The Oscars

I suppose I resisted publishing a blog for a long time because I didn’t want to appear arrogant, but I might as well face the truth about myself–that I’m as conceited as the millions of bloggers worldwide who think they have something to say that anyone would be interested in reading. Why do this except to find a public outlet for the incessant verbiage I direct at myself as I go about my day? So without launching on an apology that would sound hollow I’ll just warn you that many of my posts will be essay-length rather than short bursts of inspiration. Oh, well…

I was watching the Oscars this weekend as I do every year, a guilty pleasure in the pomp and pageantry of flouncy skirts, low necklines, and back-patting that Hollywood indulges in annually; and again this year as in the past I could not reconcile myself to the central absurdity of such award ceremonies–that although one can make judgments and evaluations about artistic expression, it is fundamentally impossible to decide which is better among excellent performances/productions, etc.

I mean, what criteria does one use to decide that Sean Penn’s performance was better than Frank Langella’s, given that each of them played a different character? Isn’t this a question of judging apples and oranges? Can we actually say that one was more intense than the other? Or that there was an evaluative difference in the way each of them “inhabited” his character? I mean other than a subjective “I was more moved by this one over that?”
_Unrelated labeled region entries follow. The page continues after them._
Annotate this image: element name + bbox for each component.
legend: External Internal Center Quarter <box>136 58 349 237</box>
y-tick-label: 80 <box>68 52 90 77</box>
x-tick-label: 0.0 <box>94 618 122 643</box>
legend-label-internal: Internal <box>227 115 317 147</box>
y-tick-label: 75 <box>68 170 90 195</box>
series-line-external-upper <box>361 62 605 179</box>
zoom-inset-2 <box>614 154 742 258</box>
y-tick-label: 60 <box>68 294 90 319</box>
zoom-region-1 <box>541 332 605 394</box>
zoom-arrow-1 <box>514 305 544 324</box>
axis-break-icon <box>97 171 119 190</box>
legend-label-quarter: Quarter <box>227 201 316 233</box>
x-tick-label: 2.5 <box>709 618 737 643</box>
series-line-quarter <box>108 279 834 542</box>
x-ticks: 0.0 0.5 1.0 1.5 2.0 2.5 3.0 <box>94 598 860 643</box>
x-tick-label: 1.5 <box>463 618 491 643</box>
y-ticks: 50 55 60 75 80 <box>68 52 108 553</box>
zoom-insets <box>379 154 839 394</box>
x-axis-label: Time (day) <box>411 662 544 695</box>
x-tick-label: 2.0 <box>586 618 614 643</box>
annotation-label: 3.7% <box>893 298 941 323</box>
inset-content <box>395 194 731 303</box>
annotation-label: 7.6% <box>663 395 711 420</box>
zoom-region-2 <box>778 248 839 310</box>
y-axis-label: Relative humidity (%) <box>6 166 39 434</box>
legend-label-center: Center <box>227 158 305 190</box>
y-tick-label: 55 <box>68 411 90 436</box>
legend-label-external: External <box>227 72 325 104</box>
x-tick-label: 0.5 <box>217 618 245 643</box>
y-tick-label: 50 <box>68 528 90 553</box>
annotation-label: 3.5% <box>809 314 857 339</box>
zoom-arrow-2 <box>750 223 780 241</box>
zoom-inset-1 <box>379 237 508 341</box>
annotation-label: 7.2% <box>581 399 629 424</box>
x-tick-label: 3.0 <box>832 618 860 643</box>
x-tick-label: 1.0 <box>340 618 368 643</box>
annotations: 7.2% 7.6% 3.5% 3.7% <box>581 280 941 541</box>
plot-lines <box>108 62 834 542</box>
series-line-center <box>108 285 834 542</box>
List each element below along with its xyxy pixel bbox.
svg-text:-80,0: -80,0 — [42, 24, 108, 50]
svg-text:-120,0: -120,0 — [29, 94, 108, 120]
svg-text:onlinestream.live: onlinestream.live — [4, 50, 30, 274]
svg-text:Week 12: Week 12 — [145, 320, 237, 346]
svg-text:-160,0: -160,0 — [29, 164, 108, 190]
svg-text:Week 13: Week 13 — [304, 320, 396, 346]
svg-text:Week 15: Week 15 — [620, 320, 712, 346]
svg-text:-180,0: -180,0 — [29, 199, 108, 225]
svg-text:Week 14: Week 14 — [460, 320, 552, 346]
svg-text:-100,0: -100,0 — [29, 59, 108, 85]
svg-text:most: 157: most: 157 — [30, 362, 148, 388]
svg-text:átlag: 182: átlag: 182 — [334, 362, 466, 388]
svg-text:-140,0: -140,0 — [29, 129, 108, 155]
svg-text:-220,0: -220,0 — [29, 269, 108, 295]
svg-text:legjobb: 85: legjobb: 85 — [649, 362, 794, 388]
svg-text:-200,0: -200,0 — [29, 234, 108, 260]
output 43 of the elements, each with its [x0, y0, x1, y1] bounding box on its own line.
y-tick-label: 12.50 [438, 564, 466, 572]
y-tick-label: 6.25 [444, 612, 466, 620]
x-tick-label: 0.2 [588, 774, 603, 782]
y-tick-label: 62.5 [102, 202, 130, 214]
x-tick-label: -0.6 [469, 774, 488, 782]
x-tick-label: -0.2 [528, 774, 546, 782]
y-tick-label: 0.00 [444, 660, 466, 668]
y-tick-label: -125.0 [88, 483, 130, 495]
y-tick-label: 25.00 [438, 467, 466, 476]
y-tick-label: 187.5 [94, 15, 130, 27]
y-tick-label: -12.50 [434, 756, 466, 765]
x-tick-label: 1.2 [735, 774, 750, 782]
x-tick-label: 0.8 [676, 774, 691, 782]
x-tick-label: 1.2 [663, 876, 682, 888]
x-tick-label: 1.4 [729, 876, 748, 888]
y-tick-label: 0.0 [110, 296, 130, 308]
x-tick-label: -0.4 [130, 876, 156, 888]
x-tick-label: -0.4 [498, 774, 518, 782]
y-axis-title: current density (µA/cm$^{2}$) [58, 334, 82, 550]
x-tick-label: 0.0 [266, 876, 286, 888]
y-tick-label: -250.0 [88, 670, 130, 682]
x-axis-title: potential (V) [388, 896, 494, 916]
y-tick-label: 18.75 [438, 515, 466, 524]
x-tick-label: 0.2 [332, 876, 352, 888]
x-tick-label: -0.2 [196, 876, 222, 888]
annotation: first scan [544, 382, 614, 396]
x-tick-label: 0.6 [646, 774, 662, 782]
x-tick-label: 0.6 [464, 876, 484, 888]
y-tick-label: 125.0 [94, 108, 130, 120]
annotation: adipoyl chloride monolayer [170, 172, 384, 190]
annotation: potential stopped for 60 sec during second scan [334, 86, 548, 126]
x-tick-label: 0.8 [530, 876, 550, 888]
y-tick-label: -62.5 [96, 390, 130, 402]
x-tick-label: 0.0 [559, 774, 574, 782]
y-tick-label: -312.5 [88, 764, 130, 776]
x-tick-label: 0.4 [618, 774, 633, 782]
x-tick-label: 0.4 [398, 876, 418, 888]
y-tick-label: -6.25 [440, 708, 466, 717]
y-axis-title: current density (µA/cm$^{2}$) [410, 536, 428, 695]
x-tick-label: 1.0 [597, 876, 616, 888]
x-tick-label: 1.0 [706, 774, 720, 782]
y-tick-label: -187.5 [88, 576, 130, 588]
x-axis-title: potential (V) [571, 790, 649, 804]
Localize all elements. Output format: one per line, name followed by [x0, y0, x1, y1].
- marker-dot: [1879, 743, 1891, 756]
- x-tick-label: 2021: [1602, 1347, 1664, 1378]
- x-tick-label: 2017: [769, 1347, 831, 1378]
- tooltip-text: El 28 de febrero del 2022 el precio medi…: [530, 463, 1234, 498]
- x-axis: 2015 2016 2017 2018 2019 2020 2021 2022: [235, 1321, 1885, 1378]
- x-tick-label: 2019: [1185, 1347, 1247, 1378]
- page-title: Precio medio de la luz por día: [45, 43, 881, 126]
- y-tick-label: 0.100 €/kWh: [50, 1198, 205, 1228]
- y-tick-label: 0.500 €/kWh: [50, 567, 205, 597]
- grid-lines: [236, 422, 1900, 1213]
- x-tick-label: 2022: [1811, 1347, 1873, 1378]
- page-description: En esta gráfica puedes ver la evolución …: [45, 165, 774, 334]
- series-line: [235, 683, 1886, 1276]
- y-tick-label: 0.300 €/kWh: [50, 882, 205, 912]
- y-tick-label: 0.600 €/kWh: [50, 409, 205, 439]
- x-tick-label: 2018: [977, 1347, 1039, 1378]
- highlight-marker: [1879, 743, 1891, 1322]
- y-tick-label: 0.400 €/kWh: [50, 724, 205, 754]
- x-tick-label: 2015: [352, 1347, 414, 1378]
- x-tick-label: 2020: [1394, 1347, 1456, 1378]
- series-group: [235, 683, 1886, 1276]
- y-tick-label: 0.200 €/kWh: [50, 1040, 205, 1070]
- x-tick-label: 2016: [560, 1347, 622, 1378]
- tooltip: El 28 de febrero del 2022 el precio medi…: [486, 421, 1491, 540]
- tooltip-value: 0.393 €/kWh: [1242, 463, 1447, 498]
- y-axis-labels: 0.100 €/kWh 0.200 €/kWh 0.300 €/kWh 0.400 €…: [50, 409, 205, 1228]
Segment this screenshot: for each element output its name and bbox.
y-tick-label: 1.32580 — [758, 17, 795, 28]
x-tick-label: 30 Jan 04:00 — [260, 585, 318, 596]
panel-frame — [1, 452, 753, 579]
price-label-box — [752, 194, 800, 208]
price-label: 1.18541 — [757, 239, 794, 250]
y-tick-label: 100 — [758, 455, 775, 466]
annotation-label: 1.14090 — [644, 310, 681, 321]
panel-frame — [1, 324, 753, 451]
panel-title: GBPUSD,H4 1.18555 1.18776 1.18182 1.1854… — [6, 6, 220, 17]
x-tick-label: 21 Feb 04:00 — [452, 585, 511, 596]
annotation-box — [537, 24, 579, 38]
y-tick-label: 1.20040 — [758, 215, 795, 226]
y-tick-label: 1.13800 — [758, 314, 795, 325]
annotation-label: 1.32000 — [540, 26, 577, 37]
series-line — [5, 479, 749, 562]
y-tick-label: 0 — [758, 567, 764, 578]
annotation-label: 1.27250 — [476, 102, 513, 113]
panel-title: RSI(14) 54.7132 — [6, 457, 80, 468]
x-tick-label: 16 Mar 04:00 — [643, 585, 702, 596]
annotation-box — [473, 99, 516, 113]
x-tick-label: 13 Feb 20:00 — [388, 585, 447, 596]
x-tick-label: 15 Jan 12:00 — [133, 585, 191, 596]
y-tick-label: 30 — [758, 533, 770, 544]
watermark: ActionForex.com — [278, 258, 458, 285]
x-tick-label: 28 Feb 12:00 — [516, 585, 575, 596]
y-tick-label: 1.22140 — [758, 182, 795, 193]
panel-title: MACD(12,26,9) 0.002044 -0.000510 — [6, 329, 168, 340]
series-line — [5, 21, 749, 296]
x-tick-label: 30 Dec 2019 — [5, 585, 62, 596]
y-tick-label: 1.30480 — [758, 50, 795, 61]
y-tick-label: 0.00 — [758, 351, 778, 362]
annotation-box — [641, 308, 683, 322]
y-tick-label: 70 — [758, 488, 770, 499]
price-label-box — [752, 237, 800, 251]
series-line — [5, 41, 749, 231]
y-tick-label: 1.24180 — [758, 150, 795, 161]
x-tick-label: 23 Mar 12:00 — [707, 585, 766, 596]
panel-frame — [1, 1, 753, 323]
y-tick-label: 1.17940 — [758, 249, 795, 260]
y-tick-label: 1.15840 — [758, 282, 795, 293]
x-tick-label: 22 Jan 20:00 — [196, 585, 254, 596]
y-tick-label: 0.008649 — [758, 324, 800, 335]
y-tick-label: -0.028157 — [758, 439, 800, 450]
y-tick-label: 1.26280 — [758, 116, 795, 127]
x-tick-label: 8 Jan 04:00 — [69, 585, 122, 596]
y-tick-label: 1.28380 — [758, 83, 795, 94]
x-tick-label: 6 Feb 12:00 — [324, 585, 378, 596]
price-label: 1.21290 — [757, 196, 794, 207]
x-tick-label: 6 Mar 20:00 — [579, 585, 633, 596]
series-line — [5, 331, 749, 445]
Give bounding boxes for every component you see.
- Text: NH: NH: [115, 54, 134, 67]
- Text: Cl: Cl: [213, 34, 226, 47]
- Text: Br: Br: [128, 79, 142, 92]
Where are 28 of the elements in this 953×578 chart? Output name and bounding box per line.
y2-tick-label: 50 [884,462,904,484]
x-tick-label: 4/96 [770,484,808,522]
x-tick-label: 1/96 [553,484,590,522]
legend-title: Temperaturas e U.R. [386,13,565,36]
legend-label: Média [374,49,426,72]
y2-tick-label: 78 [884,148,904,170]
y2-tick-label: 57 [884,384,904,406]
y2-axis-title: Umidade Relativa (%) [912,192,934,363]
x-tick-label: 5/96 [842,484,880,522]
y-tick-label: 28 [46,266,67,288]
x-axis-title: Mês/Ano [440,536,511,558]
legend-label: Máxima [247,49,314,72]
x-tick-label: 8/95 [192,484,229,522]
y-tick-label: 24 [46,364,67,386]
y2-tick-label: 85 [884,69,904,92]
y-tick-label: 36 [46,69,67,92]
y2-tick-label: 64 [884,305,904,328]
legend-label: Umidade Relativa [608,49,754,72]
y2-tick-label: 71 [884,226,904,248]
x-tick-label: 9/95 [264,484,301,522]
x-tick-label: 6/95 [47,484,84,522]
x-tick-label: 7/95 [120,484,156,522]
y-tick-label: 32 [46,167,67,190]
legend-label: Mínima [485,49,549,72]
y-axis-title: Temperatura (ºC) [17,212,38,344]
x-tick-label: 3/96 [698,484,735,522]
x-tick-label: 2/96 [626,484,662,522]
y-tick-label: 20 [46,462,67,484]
Why, for instance, was Heath Ledger nominated as a shoo-in for his performance and Ayush Khedekar, the kid from Slumdog, not even considered? When Ledger stuck his head out of the car with that crazed grin and heady embrace of the wind as his vehicle careened through the streets of Gotham was it really a more transcendent moment than Khedekar’s excrement-covered, triumphant march through the slum towards his movie idol? Did it count for nothing that this kid from the sewage delivered a nuanced performance that was as expressive in its range of emotions and as skillful as anything a seasoned actor would deliver? The point is that there’s no real way to tell which is Better!

So popularity, politics, money (bushels of it), and shameless promotion amid cries of “it’s his/her/their time this year” are what determine the winners. I guess I should just accept it for what it is and move on–tinsel town purring praise on itself! Of course, I could also throw into the mix American Idol or Figure Skating or Olympic Diving or anything else that seeks winners based on flimsy, subjective criteria–yes, skating and diving, for all their putative “objective” standards, are doomed by definition to be subjectively judged!






One response to “The Oscars”

  1. Flex Avatar

    This is great! I agree, the poo diving kid in Slumdog was quite memorable.
    I look forward to reading more of your brilliant insights.